Home from Russia this week flew the U.S.'s Ambassador to Moscow, Charles Eustis Bohlen, to help guide State Department tacticians in fashioning policies to match the changing offensives of the Communist world. The details would require careful study, for the cold war has taken a turn that has boosted the stock of neutralists, encouraged U.S.-baiters in the Western Alliance (see FOREIGN NEWS), and set in motion powerful new anticolonial forces. But the job of fashioning counterplans would be hopeless if the U.S. first failed to take stock of its own basic role and mission in the world. Last week Dwight Eisenhower provided just such a stock-taking in an off the cuff speech before the Twelfth Annual Conference of the Advertising Council in Washington.

"The United States," said the President, "cannot live alone--a paragon of prosperity--with all the rest of the world sinking lower and lower in its standards of living. There are many ways in which we can use our influence to make certain that other peoples recognize the virtues of a free, competitive capitalistic system rather than to take the shortcut--the spurious and false road that is offered them by the Communistic ideology . . . And so we must carry not only a material message to the world of what kind of enterprise we have--the kind of system--can do for a people. We must carry those moral values, spiritual values of the worth of man--what he is entitled to as an individual.

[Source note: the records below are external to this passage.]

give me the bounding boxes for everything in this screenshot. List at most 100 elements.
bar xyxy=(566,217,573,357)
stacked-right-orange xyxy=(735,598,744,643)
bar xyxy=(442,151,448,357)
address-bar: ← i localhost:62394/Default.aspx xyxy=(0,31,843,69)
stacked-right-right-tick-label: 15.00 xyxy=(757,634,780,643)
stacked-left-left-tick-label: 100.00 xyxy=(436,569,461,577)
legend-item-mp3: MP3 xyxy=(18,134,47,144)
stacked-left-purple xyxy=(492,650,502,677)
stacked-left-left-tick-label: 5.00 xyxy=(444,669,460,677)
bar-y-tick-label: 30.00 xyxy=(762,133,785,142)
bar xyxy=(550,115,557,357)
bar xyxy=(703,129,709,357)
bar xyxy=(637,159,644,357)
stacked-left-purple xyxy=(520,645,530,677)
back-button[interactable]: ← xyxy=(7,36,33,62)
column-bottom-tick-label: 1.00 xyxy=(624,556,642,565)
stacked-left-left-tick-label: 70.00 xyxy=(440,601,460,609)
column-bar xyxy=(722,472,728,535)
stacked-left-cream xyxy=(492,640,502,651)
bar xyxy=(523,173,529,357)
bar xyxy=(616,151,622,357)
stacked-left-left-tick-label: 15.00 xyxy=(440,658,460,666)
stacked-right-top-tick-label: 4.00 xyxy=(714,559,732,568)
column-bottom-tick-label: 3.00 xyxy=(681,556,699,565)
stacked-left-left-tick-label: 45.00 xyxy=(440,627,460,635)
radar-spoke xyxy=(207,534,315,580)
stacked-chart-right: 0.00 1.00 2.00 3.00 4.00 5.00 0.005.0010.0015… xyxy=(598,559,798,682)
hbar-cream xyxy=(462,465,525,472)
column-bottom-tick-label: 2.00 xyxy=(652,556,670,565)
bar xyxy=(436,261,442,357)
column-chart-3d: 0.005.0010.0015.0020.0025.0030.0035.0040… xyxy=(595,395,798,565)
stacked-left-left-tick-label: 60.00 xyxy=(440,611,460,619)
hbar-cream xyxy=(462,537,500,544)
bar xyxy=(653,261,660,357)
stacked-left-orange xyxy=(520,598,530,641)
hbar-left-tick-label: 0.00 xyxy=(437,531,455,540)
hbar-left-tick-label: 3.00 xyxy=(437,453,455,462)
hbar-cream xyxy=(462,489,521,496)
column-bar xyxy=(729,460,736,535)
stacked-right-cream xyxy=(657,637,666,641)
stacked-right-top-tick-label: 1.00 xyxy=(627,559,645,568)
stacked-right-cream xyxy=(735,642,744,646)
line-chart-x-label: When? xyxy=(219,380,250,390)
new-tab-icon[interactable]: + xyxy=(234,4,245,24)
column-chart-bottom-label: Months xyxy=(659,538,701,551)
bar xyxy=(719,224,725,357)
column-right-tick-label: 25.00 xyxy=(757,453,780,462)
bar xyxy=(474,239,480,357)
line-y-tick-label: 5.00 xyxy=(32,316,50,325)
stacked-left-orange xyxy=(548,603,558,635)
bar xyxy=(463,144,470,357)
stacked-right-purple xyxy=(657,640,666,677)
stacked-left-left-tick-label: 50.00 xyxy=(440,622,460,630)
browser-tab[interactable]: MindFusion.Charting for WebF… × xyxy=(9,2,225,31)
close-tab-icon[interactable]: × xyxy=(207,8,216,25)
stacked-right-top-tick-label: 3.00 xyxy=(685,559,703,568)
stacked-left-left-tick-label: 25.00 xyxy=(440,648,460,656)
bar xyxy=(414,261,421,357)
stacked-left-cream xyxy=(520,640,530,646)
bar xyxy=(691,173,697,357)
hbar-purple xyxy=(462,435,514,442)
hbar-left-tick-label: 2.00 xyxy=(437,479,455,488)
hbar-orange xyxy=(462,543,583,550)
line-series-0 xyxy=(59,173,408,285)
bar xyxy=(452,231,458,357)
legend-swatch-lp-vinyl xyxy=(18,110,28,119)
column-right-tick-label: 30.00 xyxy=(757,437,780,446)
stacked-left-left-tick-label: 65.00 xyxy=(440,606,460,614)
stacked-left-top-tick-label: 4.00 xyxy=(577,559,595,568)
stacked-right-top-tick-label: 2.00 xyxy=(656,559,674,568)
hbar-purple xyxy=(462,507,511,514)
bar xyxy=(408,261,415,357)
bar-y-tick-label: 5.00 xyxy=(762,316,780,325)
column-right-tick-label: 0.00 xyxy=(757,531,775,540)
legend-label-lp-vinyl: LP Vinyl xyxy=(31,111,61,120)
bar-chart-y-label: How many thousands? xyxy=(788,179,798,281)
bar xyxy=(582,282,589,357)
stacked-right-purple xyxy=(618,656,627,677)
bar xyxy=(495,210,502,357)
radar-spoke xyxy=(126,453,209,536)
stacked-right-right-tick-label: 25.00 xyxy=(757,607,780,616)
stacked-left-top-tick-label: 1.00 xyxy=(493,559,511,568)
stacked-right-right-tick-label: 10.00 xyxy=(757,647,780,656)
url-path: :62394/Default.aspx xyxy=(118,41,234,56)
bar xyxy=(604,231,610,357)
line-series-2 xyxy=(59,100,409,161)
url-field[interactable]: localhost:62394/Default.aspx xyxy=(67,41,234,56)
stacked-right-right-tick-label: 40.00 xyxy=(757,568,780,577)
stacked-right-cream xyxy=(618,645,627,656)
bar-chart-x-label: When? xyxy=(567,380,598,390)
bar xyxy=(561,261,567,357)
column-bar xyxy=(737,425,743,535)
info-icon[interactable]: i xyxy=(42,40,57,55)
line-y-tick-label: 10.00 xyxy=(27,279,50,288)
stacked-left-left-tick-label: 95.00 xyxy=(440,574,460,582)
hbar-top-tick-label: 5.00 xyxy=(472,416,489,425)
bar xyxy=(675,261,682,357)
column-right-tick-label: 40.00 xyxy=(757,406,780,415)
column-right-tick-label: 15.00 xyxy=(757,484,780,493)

"Let us not forget for one instant that we are putting $36 or $37 billions of expenditures every year into arms and armaments, [and] that . . . they will merely defend what we have got. But when you talk about something that promotes a business arrangement--trade--when you can talk about something that proposes a better understanding . . . then you are talking about something constructive, something that yields results over the years to come. Don't make the ignorant, uninformed decision that only in armaments are we going to find the solution of our foreign problems.

"And since we have been favored by the system that our forefathers gave us, by the resources that God gave us, by the good fortune we have of having been born and raised here through the finest educational and health systems in the world, and so on, let us use our brains to make certain we sustain our position by helping everybody else to realize their own aspirations and legitimate ambitions, not necessarily in the exact pattern of this country ... We can preach and show that we believe in the dignity of man, in the independence of nations, the right of people to determine for themselves their own faith. I couldn't conceive of any job in this world being in better hands than that of the American people."